Il y a des tas de raisons de détester ce film. Un film de profs qui évacue rapidement toute mise en scène de l'art d'enseigner, un regard décliniste assumé sur la jeunesse des quartiers gangrénée par l'absence d'esprit critique, un protagoniste lâché de toutes parts qui va Charybde en Scylla, un (non) dénouement qui laisse le spectateur en plan. Le scénario adopte le parti pris victimaire d'un jeune prof qui est injustement accusé de harcèlement après avoir tenté de trop se rapprocher de ses élèves. S'ensuit un engrenage inexorable. Humilié par ses élèves, menacé de mort par un grand frère violent, lâché par ses collègues et sa hiérarchie couarde.
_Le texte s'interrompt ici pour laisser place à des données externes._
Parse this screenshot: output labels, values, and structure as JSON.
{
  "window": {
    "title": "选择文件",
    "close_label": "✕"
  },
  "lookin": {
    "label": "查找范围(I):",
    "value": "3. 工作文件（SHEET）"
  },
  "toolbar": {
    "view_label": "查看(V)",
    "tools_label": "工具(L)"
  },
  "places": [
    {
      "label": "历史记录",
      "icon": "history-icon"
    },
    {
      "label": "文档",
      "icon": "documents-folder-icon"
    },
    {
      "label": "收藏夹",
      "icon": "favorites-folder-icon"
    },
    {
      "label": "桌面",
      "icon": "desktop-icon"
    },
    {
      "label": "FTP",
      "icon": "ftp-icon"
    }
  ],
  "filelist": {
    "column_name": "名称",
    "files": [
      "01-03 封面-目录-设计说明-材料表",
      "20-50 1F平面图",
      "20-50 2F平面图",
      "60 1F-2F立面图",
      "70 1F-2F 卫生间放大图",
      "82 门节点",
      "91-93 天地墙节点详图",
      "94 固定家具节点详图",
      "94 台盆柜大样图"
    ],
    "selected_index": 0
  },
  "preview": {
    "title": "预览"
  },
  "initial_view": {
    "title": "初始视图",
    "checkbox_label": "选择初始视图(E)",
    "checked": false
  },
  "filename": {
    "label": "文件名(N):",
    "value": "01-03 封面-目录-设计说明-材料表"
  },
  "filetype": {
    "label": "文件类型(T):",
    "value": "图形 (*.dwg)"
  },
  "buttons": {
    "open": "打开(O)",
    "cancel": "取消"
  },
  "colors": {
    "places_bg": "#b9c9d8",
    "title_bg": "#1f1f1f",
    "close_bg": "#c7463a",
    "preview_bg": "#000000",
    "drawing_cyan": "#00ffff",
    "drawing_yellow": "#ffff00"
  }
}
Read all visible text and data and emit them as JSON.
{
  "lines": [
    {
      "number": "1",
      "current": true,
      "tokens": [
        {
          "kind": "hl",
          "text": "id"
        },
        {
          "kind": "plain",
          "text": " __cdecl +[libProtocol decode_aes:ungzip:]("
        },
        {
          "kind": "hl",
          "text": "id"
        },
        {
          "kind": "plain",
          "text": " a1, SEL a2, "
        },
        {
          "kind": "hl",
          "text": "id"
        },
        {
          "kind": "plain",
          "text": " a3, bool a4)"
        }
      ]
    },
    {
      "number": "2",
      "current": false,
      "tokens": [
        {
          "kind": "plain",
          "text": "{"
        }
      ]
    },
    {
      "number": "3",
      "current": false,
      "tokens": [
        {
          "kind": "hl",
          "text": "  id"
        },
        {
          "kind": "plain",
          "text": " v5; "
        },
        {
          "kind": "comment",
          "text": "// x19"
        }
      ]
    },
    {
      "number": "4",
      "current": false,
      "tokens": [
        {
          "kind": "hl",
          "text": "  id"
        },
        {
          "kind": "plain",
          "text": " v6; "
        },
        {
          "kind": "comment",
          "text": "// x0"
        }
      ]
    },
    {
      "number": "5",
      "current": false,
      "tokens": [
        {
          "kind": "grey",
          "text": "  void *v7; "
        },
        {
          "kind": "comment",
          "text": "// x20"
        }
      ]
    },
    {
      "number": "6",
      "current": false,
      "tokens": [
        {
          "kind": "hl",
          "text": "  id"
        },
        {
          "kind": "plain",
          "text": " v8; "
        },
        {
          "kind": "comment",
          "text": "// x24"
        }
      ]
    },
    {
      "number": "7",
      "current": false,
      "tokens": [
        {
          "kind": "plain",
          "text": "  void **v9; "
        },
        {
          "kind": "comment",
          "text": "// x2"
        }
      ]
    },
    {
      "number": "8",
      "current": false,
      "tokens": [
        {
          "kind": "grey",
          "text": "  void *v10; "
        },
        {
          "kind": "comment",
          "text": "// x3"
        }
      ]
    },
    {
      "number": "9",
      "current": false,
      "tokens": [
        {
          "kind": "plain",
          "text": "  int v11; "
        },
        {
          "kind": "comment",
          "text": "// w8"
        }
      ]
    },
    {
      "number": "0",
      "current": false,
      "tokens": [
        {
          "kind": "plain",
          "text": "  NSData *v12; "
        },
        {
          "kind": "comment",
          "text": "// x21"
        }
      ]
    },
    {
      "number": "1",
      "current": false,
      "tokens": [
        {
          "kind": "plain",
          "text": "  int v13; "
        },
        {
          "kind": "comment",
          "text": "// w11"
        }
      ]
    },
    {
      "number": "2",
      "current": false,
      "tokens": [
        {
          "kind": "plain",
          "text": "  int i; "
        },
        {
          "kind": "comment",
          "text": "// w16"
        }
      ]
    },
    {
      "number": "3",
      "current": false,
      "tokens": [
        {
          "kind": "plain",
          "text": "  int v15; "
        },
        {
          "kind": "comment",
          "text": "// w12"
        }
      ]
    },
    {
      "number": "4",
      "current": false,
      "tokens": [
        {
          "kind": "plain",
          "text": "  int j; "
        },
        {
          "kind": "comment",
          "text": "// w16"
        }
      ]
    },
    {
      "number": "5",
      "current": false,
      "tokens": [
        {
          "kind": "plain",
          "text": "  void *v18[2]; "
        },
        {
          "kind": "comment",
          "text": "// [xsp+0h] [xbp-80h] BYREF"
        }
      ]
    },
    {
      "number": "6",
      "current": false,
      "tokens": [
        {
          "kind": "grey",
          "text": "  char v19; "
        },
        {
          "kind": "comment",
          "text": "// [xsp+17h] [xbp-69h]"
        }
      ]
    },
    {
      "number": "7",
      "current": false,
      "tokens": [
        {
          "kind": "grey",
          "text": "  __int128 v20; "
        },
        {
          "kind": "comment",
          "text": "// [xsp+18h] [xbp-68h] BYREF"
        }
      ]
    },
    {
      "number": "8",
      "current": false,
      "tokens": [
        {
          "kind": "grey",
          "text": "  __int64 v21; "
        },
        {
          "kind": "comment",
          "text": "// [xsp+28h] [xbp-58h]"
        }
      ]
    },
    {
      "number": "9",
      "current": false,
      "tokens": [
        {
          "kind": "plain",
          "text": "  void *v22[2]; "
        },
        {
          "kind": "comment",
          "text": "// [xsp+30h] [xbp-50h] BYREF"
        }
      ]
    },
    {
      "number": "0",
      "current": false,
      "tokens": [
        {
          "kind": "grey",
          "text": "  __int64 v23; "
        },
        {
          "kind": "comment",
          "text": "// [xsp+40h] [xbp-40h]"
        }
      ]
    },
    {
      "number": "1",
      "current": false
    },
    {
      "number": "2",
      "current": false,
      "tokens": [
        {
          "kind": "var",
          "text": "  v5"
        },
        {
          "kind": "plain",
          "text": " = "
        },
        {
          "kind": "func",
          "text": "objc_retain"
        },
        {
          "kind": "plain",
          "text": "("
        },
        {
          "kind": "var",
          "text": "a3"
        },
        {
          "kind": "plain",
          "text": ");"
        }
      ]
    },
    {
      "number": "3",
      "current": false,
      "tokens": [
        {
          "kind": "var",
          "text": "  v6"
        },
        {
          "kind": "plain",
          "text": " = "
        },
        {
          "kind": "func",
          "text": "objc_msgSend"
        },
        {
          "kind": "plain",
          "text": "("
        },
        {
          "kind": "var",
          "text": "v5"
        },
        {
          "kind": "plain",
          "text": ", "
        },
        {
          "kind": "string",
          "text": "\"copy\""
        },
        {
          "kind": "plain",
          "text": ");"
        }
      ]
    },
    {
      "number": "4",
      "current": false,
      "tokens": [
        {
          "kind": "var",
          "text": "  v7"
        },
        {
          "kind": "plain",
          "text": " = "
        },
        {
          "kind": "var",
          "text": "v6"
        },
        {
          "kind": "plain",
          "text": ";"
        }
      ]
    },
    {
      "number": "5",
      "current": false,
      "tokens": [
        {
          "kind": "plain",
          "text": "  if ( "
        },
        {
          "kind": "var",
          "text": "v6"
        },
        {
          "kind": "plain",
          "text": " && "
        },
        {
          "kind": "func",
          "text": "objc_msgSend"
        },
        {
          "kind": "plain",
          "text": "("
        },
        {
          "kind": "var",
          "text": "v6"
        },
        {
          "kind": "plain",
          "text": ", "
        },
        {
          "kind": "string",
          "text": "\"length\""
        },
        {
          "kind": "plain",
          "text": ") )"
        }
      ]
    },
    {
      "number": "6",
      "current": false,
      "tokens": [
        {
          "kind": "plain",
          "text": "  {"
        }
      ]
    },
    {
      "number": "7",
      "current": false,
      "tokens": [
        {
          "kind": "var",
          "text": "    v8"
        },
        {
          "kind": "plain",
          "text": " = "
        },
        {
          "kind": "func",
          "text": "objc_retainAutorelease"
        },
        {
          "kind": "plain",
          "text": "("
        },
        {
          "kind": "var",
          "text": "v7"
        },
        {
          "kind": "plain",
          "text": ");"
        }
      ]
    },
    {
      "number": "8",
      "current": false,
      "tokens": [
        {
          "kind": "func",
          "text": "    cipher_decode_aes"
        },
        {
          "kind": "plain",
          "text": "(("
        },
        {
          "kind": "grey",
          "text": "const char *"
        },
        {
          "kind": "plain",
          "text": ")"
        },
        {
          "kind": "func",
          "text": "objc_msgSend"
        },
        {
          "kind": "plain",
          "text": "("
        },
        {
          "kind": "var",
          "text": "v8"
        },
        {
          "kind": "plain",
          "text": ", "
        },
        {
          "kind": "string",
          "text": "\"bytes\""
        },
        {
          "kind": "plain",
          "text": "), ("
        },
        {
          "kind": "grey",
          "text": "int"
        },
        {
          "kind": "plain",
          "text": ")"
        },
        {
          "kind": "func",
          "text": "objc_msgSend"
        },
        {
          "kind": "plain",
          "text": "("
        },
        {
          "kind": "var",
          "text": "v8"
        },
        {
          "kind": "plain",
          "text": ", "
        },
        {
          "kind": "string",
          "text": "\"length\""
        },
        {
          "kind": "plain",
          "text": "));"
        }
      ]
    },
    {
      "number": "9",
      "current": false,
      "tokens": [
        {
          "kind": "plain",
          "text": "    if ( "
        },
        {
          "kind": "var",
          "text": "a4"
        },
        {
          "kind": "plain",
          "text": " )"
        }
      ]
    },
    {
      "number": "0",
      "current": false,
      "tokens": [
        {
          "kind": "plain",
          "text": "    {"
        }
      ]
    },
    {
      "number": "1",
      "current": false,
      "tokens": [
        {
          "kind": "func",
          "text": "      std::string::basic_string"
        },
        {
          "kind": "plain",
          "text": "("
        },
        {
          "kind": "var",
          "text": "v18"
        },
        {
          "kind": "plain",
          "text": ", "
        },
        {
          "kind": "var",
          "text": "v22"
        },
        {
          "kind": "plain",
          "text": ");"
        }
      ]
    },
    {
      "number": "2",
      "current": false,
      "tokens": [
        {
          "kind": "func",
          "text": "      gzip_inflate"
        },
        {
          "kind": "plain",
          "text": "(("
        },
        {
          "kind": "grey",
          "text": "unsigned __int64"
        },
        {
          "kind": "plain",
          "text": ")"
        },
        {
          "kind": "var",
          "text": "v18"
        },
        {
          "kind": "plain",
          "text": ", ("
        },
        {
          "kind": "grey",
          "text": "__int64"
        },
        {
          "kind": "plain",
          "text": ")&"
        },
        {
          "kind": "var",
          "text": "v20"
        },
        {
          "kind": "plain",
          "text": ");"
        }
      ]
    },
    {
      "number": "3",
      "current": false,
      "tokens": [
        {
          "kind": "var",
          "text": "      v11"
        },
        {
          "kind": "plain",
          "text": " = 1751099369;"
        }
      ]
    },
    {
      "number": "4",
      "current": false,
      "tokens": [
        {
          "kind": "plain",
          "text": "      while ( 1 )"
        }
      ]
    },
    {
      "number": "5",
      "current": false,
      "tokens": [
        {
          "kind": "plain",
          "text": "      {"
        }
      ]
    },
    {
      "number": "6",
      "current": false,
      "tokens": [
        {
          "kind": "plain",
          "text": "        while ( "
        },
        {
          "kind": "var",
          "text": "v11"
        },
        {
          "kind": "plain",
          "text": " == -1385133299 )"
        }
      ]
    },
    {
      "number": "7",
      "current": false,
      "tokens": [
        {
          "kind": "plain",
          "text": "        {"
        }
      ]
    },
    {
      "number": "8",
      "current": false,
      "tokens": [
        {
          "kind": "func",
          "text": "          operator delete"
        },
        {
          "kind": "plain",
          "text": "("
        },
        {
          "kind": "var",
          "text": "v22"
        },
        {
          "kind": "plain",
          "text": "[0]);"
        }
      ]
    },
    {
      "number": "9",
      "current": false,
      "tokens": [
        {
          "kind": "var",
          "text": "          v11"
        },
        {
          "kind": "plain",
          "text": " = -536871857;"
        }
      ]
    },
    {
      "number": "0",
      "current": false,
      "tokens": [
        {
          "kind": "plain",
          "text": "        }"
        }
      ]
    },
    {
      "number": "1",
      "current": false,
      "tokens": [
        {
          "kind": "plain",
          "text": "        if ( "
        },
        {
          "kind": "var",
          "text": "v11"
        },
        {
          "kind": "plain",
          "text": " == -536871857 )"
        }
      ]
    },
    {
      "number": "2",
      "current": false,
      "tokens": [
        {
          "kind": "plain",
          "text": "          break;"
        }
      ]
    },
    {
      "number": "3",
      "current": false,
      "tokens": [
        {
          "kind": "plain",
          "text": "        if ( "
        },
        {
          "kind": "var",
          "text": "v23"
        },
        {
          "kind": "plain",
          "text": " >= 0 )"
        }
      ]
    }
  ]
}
Pas de vague est une charge au vitriol contre l'institution scolaire incapable de protéger les enseignants lorsqu'ils sont pris dans le tourbillon des accusations infondées des élèves.
Certes, le prof a fait quelques erreurs magistrales et celui-ci ne semble guère enclin à la remise en cause. De cela il ne sera guère question. Le prof n'a rien à se reprocher, dont acte et le spectateur est invité à adopter son point de vue.
Pas de vague est un film sans espoirs qui pose un regard désenchanté sur l'état de notre école publique. Dommage qu'il n'évoque nullement les causes sociales de cette faillite collective. La ségrégation sociale qui fait de l'école publique une voie de stockage pour les seuls élèves des milieux défavorisés n'est même pas suggérée. Pas de vague s'en tient à un point de vue subjectif et se garde bien de proposer la moindre ébauche de réflexion politique.
Mais je dois dire que j'ai été assez captivé par ce film. Ne serait-ce que parce qu'il dresse un tableau naturaliste assez édifiant des nouvelles générations. Le regard porté sur la jeunesse est sans concession et radicalement pessimiste mais invite à la réflexion. La jeunesse des quartiers y est dépeinte en manque totale de repères, confrontée aux injonctions paradoxales d'une société sans filtres où tout prend des proportions démesurées. Un texte de Ronsard devient une invitation à la pornographie, une mise en scène de l'astéisme devient du harcèlement. Totalitarisme du premier degré qui caractérise notre époque. Dépourvus de mots pour exprimer leur pensée, dénués de capacités de compréhension des différents niveaux de langage, du second degré et de la métaphore, ces jeunes réclament de l'attention de la part des adultes mais quand ils en obtiennent, ils la vivent comme une agression. Triste réalité d'une jeunesse qui doit tout faire pour se faire remarquer mais sans jamais sortir du rang.
Bref, un film dérangeant mais qui mérite d'être vu, ne serait-ce que pour la qualité de l'interprétation de François Civil et de la troupe de jeunes acteurs assez épatants.